A short time later, the Orioles made an offer to Loewen, and the negotiations haven't moved since.

Loewen is seeking something close to the $4.2 million signing bonus last year's No. 4 pick, Mount St. Joseph pitcher Gavin Floyd, received from the Philadelphia Phillies. The Orioles' offer is believed to be closer to the $2.5 million bonus the Cincinnati Reds gave this year's No. 3 pick, Chris Gruler.

"We've already made our offer; the next move is up to them," said Orioles vice president for baseball operations Syd Thrift. "You're not going to bid against yourself."

If and when Loewen attends his first class at Arizona State in late August, the Orioles will lose his rights. For now, Loewen is just trying to enjoy his third summer playing for Team Canada.

With the World Youth Championships starting Aug. 1 in Sherbrooke, Quebec, the Canadians began exhibition play with a loss to Team USA on Wednesday and a victory over the Central Ontario Stars yesterday, both at SkyDome.

With millions at stake, Loewen has decided not to risk an arm injury by pitching for Team Canada. So he played first base Wednesday and served as designated hitter yesterday, batting third in the lineup.

"He's our best hitter," said Team Canada coach Greg Hamilton. "He's our best player. He can do whatever he wants on the field, basically."

Yesterday's game started at 8:30 a.m., and with the squad stationed one hour outside Toronto, Loewen and his teammates woke at 5:45. He singled in his first at-bat through the hole between shortstop and third, and finished the game 1-for-4.

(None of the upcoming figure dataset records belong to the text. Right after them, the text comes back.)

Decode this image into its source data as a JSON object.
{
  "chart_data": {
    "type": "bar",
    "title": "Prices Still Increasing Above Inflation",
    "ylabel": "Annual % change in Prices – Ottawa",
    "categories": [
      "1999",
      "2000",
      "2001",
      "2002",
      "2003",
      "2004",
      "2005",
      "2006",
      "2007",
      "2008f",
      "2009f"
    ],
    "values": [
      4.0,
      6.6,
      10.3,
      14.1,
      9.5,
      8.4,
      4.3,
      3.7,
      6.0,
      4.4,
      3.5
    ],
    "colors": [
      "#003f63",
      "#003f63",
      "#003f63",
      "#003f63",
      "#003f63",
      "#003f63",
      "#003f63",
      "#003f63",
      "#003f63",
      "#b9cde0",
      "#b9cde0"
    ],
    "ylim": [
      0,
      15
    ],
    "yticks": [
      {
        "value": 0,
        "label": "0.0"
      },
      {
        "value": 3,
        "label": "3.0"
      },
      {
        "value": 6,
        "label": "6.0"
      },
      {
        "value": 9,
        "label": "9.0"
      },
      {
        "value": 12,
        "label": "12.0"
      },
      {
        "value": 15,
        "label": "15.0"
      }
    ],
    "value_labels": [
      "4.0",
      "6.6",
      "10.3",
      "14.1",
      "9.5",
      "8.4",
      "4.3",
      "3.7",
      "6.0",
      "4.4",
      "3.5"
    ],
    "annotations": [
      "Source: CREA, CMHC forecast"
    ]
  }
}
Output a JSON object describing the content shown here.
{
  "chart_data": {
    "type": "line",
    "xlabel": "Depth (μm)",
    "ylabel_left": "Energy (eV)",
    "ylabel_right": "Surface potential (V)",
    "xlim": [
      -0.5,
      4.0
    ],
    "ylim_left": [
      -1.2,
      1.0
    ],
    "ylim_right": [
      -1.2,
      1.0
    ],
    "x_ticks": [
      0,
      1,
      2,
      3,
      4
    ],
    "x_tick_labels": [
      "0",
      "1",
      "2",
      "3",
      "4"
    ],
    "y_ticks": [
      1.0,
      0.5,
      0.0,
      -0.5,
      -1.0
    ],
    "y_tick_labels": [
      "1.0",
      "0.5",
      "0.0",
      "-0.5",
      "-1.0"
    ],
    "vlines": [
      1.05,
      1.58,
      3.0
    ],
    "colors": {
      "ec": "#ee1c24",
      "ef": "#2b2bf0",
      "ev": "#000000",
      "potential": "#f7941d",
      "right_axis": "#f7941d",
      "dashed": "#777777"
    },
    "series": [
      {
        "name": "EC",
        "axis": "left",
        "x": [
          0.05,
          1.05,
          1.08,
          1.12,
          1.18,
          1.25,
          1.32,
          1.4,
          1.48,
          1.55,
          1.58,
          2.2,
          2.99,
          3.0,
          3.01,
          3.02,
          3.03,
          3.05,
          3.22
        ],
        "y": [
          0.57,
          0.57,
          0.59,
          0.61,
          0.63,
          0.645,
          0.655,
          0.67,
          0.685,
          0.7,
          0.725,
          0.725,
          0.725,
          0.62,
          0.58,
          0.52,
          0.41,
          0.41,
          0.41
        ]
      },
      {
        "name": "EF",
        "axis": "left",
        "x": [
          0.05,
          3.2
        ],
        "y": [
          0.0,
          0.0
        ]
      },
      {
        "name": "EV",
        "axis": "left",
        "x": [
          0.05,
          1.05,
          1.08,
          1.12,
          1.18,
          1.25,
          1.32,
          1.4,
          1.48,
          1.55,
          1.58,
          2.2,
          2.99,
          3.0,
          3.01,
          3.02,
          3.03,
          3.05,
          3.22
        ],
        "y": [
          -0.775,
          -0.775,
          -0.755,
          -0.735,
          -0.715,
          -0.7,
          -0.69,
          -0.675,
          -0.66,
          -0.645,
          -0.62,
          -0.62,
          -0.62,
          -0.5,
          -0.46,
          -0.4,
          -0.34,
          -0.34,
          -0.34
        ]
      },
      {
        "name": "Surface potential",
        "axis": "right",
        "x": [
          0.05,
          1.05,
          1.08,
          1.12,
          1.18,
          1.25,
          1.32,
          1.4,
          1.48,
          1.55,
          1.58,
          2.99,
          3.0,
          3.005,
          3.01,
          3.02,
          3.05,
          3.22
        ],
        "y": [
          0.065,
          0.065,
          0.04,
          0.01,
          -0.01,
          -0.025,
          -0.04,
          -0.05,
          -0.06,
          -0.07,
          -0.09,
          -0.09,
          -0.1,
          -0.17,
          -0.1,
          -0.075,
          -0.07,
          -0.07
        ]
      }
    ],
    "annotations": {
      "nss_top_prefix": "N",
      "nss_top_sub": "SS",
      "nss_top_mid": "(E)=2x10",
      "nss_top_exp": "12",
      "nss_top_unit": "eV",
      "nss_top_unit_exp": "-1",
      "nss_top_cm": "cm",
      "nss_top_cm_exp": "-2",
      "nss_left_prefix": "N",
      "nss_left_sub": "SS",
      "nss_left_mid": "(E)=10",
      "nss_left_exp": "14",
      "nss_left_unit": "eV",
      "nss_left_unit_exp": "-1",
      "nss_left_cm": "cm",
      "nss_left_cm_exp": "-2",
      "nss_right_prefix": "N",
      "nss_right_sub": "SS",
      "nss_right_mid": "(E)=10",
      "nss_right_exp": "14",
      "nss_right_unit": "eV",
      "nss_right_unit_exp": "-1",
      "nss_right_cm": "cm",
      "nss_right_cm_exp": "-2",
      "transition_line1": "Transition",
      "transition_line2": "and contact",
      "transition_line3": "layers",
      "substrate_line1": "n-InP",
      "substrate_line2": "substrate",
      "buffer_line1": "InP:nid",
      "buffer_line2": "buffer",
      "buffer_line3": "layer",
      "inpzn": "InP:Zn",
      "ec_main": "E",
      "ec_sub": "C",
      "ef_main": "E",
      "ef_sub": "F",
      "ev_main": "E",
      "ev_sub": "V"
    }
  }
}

Loewen, whose favorite player growing up was fellow Canadian Larry Walker, is being driven by a certain amount of national pride this season. He wants Team Canada to make a good showing at the world championships, even if his only contributions come at the plate.

"It doesn't bother me that much," Loewen said of his decision not to pitch. "I know I'll be pitching the rest of my life, and I won't get to hit, so it's kind of like my last chance."

To maintain his arm strength, Loewen throws off a bullpen mound twice a week and plays long toss in between those sessions. After yesterday's game, he spent 15 minutes jogging along the warning track between the foul poles.

At 6 feet 6, 210 pounds, Loewen still has the fresh face of a recent high school graduate, but his demeanor is mostly business.

"His character is tremendous," Hamilton said. "I've never had a concern about it. He's a low-maintenance kid to coach. You don't have to tell him to do something more than once.

"He has the unique ability of elevating his game with the competition. He loves big games. He handles pressure tremendously well."

Eventually, the Orioles might get a chance to find out for themselves.